Die Prüfung erfolgt in zwei Schritten:
- Allgemeine Haftsituation: Liegen objektive, zuverlässige und aktuelle Berichte vor, die auf systemische oder allgemeine Mängel in den Haftbedingungen hinweisen?
- Individuelle Gefahr: Besteht für die betroffene Person eine konkrete Gefahr, unmenschlichen oder erniedrigenden Bedingungen ausgesetzt zu sein, basierend auf den spezifischen Umständen (z. B. Haftanstalt, Gesundheitszustand)?
Deutsche Gerichte sind gemäß § 73 IRG verpflichtet, eine Auslieferung abzulehnen, wenn eine solche Gefahr besteht. Das Bundesverfassungsgericht (BVerfG) betont zudem, dass die Menschenwürde (Art. 1 Abs. 1 GG) nicht durch eine Auslieferung verletzt werden darf, etwa durch grausame oder unmenschliche Strafen.
Entscheidungen, die eine Auslieferung nach Griechenland verhindern
Es gibt mehrere Entscheidungen deutscher Gerichte, die eine Auslieferung nach Griechenland aufgrund von Haftbedingungen für unzulässig erklärt haben:
- OLG Stuttgart, Beschluss vom 08.06.2016 (1 Ausl. 321/15): Das Gericht stellte fest, dass die Zulässigkeit von Auslieferungshaft eine individuelle Zusicherung Griechenlands erfordert, dass der Beschuldigte in einer Haftanstalt untergebracht wird, die den Standards der EMRK und den Europäischen Strafvollzugsgrundsätzen entspricht. Abstrakte Zusicherungen genügen nicht. Ohne solche Zusicherungen wurde die Auslieferung abgelehnt.

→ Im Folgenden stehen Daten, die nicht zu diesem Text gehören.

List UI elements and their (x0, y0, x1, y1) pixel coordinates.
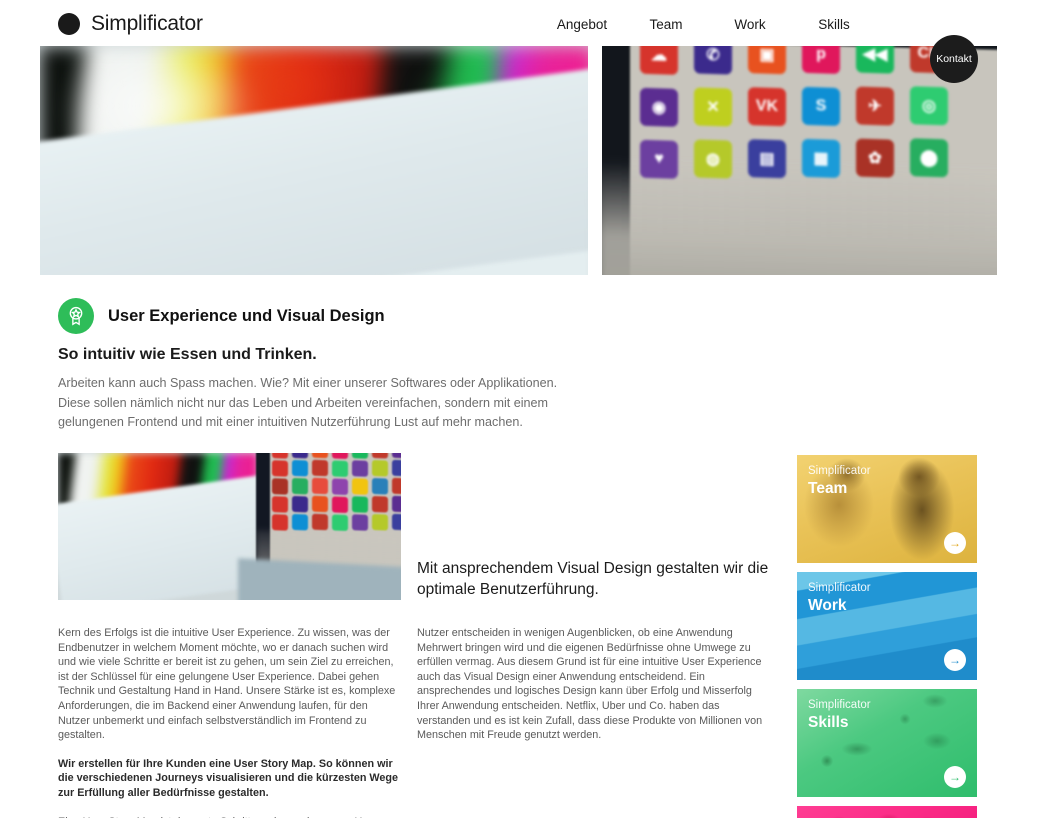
app-tile-icon (392, 513, 401, 531)
app-tile-icon: ✕ (694, 87, 732, 127)
sidebar-card-work[interactable]: Simplificator Work → (797, 572, 977, 680)
app-tile-icon (352, 459, 368, 477)
nav-item-angebot[interactable]: Angebot (540, 17, 624, 32)
app-tile-icon (352, 453, 368, 459)
nav-item-work[interactable]: Work (708, 17, 792, 32)
content-image (58, 453, 401, 600)
right-text-column: Nutzer entscheiden in wenigen Augenblick… (417, 626, 769, 757)
app-tile-icon (352, 477, 368, 495)
card-title: Skills (808, 714, 849, 731)
app-tile-icon (332, 478, 348, 495)
app-tile-icon: ◀◀ (856, 46, 894, 74)
card-kicker: Simplificator (808, 582, 871, 594)
section-header: User Experience und Visual Design (58, 298, 385, 334)
app-tile-icon (272, 514, 288, 531)
app-tile-icon (312, 514, 328, 531)
paragraph: Nutzer entscheiden in wenigen Augenblick… (417, 627, 763, 742)
app-tile-icon (272, 453, 288, 459)
content-app-tiles (272, 453, 401, 531)
app-tile-icon: ✿ (856, 138, 894, 178)
arrow-right-icon[interactable]: → (944, 766, 966, 788)
app-tile-icon: ▦ (802, 138, 840, 178)
app-tile-icon: ☁ (640, 46, 678, 75)
nav-item-team[interactable]: Team (624, 17, 708, 32)
nav-item-skills[interactable]: Skills (792, 17, 876, 32)
paragraph: Kern des Erfolgs ist die intuitive User … (58, 627, 396, 742)
brand-logo[interactable]: Simplificator (58, 13, 203, 35)
arrow-right-icon[interactable]: → (944, 532, 966, 554)
hero-image-inner: ☁ ✆ ▣ p ◀◀ CK ◉ ✕ VK S ✈ ◎ ♥ ◍ ▤ ▦ ✿ ⬤ (40, 46, 997, 275)
app-tile-icon (272, 478, 288, 495)
app-tile-icon (372, 459, 388, 477)
contact-button-label: Kontakt (936, 53, 972, 65)
app-tile-icon (312, 460, 328, 477)
sidebar-card-skills[interactable]: Simplificator Skills → (797, 689, 977, 797)
app-tile-icon (332, 514, 348, 531)
black-circle-logo-icon (58, 13, 80, 35)
app-tile-icon (312, 496, 328, 513)
app-tile-icon (392, 495, 401, 513)
sidebar-card-team[interactable]: Simplificator Team → (797, 455, 977, 563)
app-tile-icon (272, 460, 288, 477)
card-title: Team (808, 480, 848, 497)
app-tile-icon: ✆ (694, 46, 732, 75)
card-photo (797, 806, 977, 818)
app-tile-icon (292, 460, 308, 477)
paragraph: Wir erstellen für Ihre Kunden eine User … (58, 757, 399, 799)
app-tile-icon (292, 514, 308, 531)
award-rosette-icon (58, 298, 94, 334)
sidebar-card-list: Simplificator Team → Simplificator Work → Simp… (797, 455, 977, 818)
app-tile-icon: ⬤ (910, 138, 948, 178)
app-tile-icon (312, 453, 328, 459)
hero-image-divider (588, 46, 602, 275)
hero-image: ☁ ✆ ▣ p ◀◀ CK ◉ ✕ VK S ✈ ◎ ♥ ◍ ▤ ▦ ✿ ⬤ (40, 46, 997, 275)
main-nav: Angebot Team Work Skills (540, 17, 876, 32)
app-tile-icon: ◉ (640, 87, 678, 127)
app-tile-icon: ♥ (640, 139, 678, 179)
card-title: Work (808, 597, 847, 614)
right-column-heading: Mit ansprechendem Visual Design gestalte… (417, 560, 769, 598)
app-tile-icon (372, 477, 388, 495)
paragraph: Eine User Story Map ist der erste Schrit… (58, 815, 402, 818)
app-tile-icon: S (802, 86, 840, 126)
app-tile-icon (292, 478, 308, 495)
page-root: Simplificator Angebot Team Work Skills ☁… (0, 0, 1043, 818)
section-title: User Experience und Visual Design (108, 306, 385, 325)
app-tile-icon: VK (748, 87, 786, 127)
app-tile-icon (312, 478, 328, 495)
app-tile-icon (292, 496, 308, 513)
app-tile-icon (392, 459, 401, 477)
app-tile-icon: ✈ (856, 86, 894, 126)
card-kicker: Simplificator (808, 699, 871, 711)
app-tile-icon: ▤ (748, 139, 786, 179)
app-tile-icon: ◎ (910, 86, 948, 126)
app-tile-icon (292, 453, 308, 459)
app-tile-icon (372, 453, 388, 459)
app-tile-icon (272, 496, 288, 513)
app-tile-icon (332, 496, 348, 513)
section-subtitle: So intuitiv wie Essen und Trinken. (58, 346, 317, 363)
app-tile-icon (392, 477, 401, 495)
arrow-right-icon[interactable]: → (944, 649, 966, 671)
app-tile-icon (372, 513, 388, 531)
app-tile-icon (332, 460, 348, 477)
app-tile-icon: ◍ (694, 139, 732, 179)
section-intro-text: Arbeiten kann auch Spass machen. Wie? Mi… (58, 376, 558, 430)
card-kicker: Simplificator (808, 465, 871, 477)
sidebar-card-next[interactable] (797, 806, 977, 818)
brand-name: Simplificator (91, 12, 203, 35)
app-tile-icon (352, 495, 368, 513)
app-tile-icon (332, 453, 348, 459)
app-tile-icon: ▣ (748, 46, 786, 75)
app-tile-icon (392, 453, 401, 459)
app-tile-icon (352, 513, 368, 531)
app-tile-icon: p (802, 46, 840, 74)
site-header: Simplificator Angebot Team Work Skills (0, 0, 1043, 46)
contact-button[interactable]: Kontakt (930, 35, 978, 83)
app-tile-icon (372, 495, 388, 513)
left-text-column: Kern des Erfolgs ist die intuitive User … (58, 626, 402, 818)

- OLG Düsseldorf, Beschluss vom 14.12.2015 (III-3 AR 15/15): Hier wurde ebenfalls eine konkrete, auf den Beschuldigten bezogene Zusicherung gefordert, die die Haftbedingungen detailliert beschreibt. Da eine solche Zusicherung fehlte, wurde die Auslieferung nicht bewilligt
- Allgemeine Rechtsprechung: In den Jahren 2015–2016 waren deutsche Gerichte besonders zurückhaltend, Auslieferungen nach Griechenland zu bewilligen, da Berichte des CPT und des Auswärt Ninaus über die schlechten Haftbedingungen in Griechenland dokumentierten. Diese Entscheidungen spiegeln die damalige Skepsis wider, dass die Haftbedingungen in Griechenland menschenrechtswidrig sein könnten.
Fazit
In Griechenland bestehen nach wie vor Haftbedingungen, die in bestimmten Einrichtungen als unmenschlich oder erniedrigend eingestuft werden könnten, insbesondere aufgrund von Überbelegung, unhygienischen Zuständen und Gewaltvorwürfen. Entscheidungen wie die des OLG Stuttgart (2016) und OLG Düsseldorf (2015) zeigen, dass deutsche Gerichte Auslieferungen nach Griechenland ablehnen, wenn keine individuelle Zusicherung vorliegt, dass die Haftbedingungen den EMRK-Standards entsprechen. Im Fall des OLG Frankfurt (2 OAusA 24/25) wurde die Auslieferung zwar bewilligt, doch die Entscheidung könnte angefochten werden, falls konkrete Beweise für menschenrechtswidrige Haftbedingungen vorgelegt werden. Für Strafverteidiger ist es entscheidend, aktuelle Berichte (z. B. CPT) und die individuelle Situation des Beschuldigten zu nutzen, um eine Auslieferung anzufechten.